UCSF

Genome-wide association studies (GWAS) have linked various complex diseases to many dozens, sometimes hundreds, of individual genomic loci. Since these are generally of small effect and may lack both functional annotations and an obvious relation to other disease-associated regions, they are difficult to place in a functional context that advances our understanding of the disease. When considered only in isolation, disparate collections of trait associations provide little mechanistic insight. Thus, there is a pressing need for computational methods that use genome-wide molecular data to aggregate GWAS associations and extract functional insight from seemingly unrelated SNPs. To this end, we recently introduced Sherlock, a Bayesian method that detects gene-disease associations through pattern matching between eQTL results and the the full set of GWAS loci (He et al., 2013). Here we review the Bayesian formulation and present Empirical Sherlock, a robust, parameter-free approach to detecting associations between various molecular functions and GWAS traits. It uses an empirically-derived null distribution to associate subsets of GWAS loci, grouped by their relevance to a particular molecular function, with the GWAS trait. The method is easily generalizable to most any genome-wide functional characterization (e.g.
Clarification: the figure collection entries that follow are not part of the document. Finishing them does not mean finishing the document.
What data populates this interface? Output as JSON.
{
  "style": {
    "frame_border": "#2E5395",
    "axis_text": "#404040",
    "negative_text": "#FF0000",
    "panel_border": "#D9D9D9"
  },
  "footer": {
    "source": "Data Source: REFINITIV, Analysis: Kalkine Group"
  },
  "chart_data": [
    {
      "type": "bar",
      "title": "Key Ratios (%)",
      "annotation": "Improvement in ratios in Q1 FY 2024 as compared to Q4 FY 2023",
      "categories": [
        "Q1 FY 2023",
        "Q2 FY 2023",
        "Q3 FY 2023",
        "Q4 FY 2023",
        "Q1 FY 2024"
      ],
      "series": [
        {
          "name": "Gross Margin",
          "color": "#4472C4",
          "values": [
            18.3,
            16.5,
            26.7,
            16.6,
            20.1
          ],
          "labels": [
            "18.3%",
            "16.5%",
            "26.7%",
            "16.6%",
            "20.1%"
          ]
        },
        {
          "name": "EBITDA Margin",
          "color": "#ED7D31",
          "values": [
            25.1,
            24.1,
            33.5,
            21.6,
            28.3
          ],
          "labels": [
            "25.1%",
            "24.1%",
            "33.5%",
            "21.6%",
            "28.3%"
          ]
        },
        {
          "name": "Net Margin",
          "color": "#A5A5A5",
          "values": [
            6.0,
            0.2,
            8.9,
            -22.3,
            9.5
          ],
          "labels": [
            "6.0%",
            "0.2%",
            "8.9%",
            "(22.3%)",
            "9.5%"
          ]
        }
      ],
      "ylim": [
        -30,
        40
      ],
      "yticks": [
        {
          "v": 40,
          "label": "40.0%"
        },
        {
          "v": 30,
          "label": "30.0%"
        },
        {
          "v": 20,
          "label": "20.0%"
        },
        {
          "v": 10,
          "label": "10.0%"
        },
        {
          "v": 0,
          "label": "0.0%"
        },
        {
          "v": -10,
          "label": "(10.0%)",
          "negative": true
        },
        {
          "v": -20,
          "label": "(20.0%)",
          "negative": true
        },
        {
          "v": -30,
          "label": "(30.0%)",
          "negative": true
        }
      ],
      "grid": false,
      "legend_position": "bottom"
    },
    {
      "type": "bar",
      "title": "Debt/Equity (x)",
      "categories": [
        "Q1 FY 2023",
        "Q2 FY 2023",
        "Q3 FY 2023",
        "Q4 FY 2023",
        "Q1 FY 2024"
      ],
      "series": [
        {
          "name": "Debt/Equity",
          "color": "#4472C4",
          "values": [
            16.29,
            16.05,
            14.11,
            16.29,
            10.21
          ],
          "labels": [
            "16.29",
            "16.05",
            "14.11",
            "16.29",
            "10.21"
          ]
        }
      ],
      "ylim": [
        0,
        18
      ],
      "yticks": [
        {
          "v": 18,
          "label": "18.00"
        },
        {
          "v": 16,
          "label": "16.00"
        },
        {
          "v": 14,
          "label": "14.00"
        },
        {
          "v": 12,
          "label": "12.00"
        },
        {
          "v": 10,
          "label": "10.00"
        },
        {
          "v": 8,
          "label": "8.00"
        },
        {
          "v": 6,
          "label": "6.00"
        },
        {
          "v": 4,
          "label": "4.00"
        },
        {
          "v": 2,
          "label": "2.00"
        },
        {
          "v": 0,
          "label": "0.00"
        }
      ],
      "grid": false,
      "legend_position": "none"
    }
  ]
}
DNA methylation, transcription factor binding, etc.), in addition to eQTL. By avoiding null distributions that assume a particular theoretical form for the input GWAS, Empirical Sherlock yields results are resistant to false discovery due to inflation of the output p-values. The core method requires no tunable parameters or prior probabilities and, when used with eQTL, permits an adjustment for pleiotropic SNPs that control the expression of many genes. In addition, Empirical Sherlock calculates significance directly, avoiding the inherent limitations of permutation-based tests. As we demonstrate using moderately-powered GWAS for Crohn's disease, type 2 diabetes, and Schizophrenia, it detects gene associations that are either validated through better-powered GWAS or supported by independent literature.